In took the Calgaries until the 26th, to dislodge a German rear guard troop form ‘Lindonk’, during which time the Calgaries suffered many casualties. ‘Lindonk’ is situated on a rise just west of Korteven. From this position, the Germans were able to snipe at the traffic going to South Beveland. Since it was correctly anticipated that these paratroopers would disengage in due time, the Calgaries were stopped, to prevent further casualties. On the 27th, as anticipated, the ‘bird had flown’. The Germans had withdrawn. The costly battle for Woensdrecht had finally ended.

Peculiarities of the fighting in Woensdrecht

The fighting around Woensdrecht was considered by some soldiers, as the worst battle of the war. In the battle of the Scheldt, the Germans showed once again, that they had retained their great tactical skill and fighting spirit. Local people who survived the carnage, remembered that the fight went back and forth and that even a single bedroom at the upper storey of a ruined house, could change occupants several times a day. Consequently, the dead were left where they had fallen.

Just before the fighting started, most of the locals fled north to Bergen op Zoom. A smaller portion fled south, towards the liberated Ossendrecht. After members of the 6th parachute regiment executed two civilians, for alleged espionage, the few remaining people hid even deeper in their cellars, or fled. The crossing of the front line however, was a dangerous challenge and many civilians died on the battle field.
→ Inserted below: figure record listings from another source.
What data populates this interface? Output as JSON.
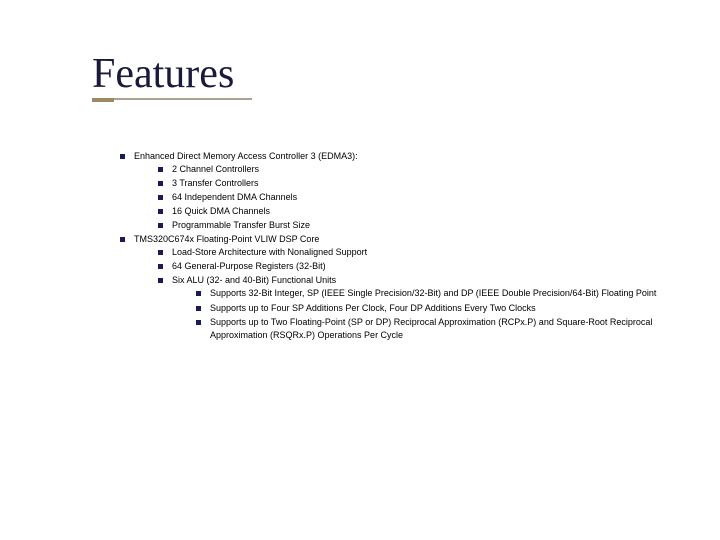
{
  "title": "Features",
  "colors": {
    "title_color": "#1a1a3a",
    "underline_color": "#b0a090",
    "accent_color": "#9b8a62",
    "bullet_color": "#1a1a5a",
    "text_color": "#000000",
    "background": "#ffffff"
  },
  "typography": {
    "title_font": "Georgia",
    "title_size_pt": 32,
    "body_font": "Verdana",
    "body_size_pt": 7
  },
  "items": [
    {
      "text": "Enhanced Direct Memory Access Controller 3 (EDMA3):",
      "children": [
        {
          "text": "2 Channel Controllers"
        },
        {
          "text": "3 Transfer Controllers"
        },
        {
          "text": "64 Independent DMA Channels"
        },
        {
          "text": "16 Quick DMA Channels"
        },
        {
          "text": "Programmable Transfer Burst Size"
        }
      ]
    },
    {
      "text": "TMS320C674x Floating-Point VLIW DSP Core",
      "children": [
        {
          "text": "Load-Store Architecture with Nonaligned Support"
        },
        {
          "text": "64 General-Purpose Registers (32-Bit)"
        },
        {
          "text": "Six ALU (32- and 40-Bit) Functional Units",
          "children": [
            {
              "text": "Supports 32-Bit Integer, SP (IEEE Single Precision/32-Bit) and DP (IEEE Double Precision/64-Bit) Floating Point"
            },
            {
              "text": "Supports up to Four SP Additions Per Clock, Four DP Additions Every Two Clocks"
            },
            {
              "text": "Supports up to Two Floating-Point (SP or DP) Reciprocal Approximation (RCPx.P) and Square-Root Reciprocal Approximation (RSQRx.P) Operations Per Cycle"
            }
          ]
        }
      ]
    }
  ]
}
Some farmers living south of Woensdrecht were lucky to find shelter in the ovens of the brick factory, which proved to be a shell proof solution. Most shelters consisted of a dug out slit, in the back garden. Often hay would serve as an adsorbent, to cope with the ground water. A roof would be constructed of logs and filled with fascines. These fascines were abundant, as people used them to burn their furnaces. This way, some cover was provided, even though a direct hit on the structure would still be lethal for the occupants. In most cases, a number of families, some up to twelve members, would occupy these underground shelters. In some shelters, people had to sleep while seated, as the room could not accommodate all the occupants. Hygienic conditions soon became appalling. There were obviously no services available and due to the dense artillery fire, even a short stay outside the shelter was lethal. Some food could be obtained from killed farm animals, that were abundantly available.
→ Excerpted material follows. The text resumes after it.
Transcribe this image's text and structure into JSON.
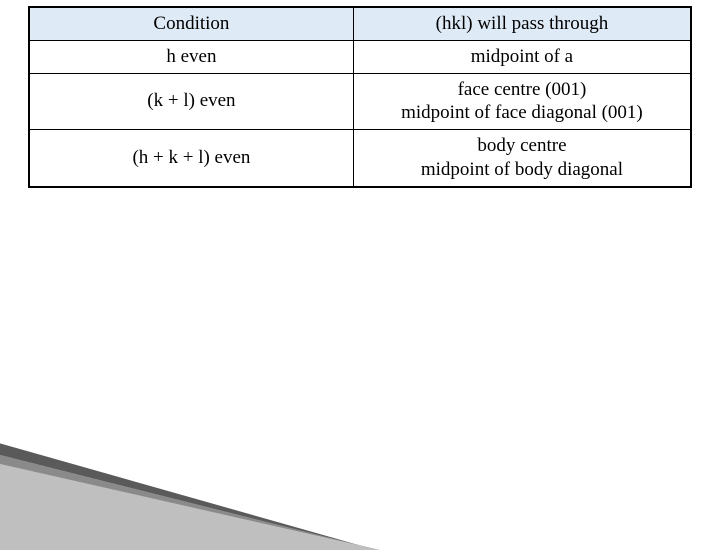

To add to the misery of the local folks, the very few remaining villagers from Woensdrecht were forced to evacuate after the battle had ended. The civil affairs officers thought the risk of epidemic diseases, caused by the many decaying corpses dispersed throughout the area, was too great. Another important reason for full evacuation, was the enormous amount of unexploded ordnance which made the area very dangerous. Only after months of debris clearing, were the poor villager allowed to return. Many families from Woensdrecht never returned to their destroyed houses. The experience of their liberation was too traumatic.

Woensdrecht was, and is, home to a well-known military airbase. During the war, German fighter planes were based here. Many locals worked on the base for a living and, generally, the relationship with the Germans was quite good. The base was strategically located, since the allied bombers would pass the area for their daily attacks on Germany. Woensdrecht hosted several squadrons of fighters and night fighters as part of the defence of the German skies. As an early warning system, a big radar station was built on top of a hill, just west of Korteven. Today, only the outline of a small bunker of this formerly major airbase, remains. After the liberation, the base was put to good use by the allies, to contest the German V1 offensive on Antwerp. The base was closed in February 1945. The anti-aircraft guns positioned north of Antwerp, required unobstructed air space to bring down these deadly, pilotless V1 bombs. The Germans fired 8.000 of these bombs on Antwerp in addition to the thousands they fired on London. The anti-aircraft defence of Antwerp, named Antwerp-X, consisting of over 20.000 men, were able to limit the number of hits on the vital harbour area, to as few as 211.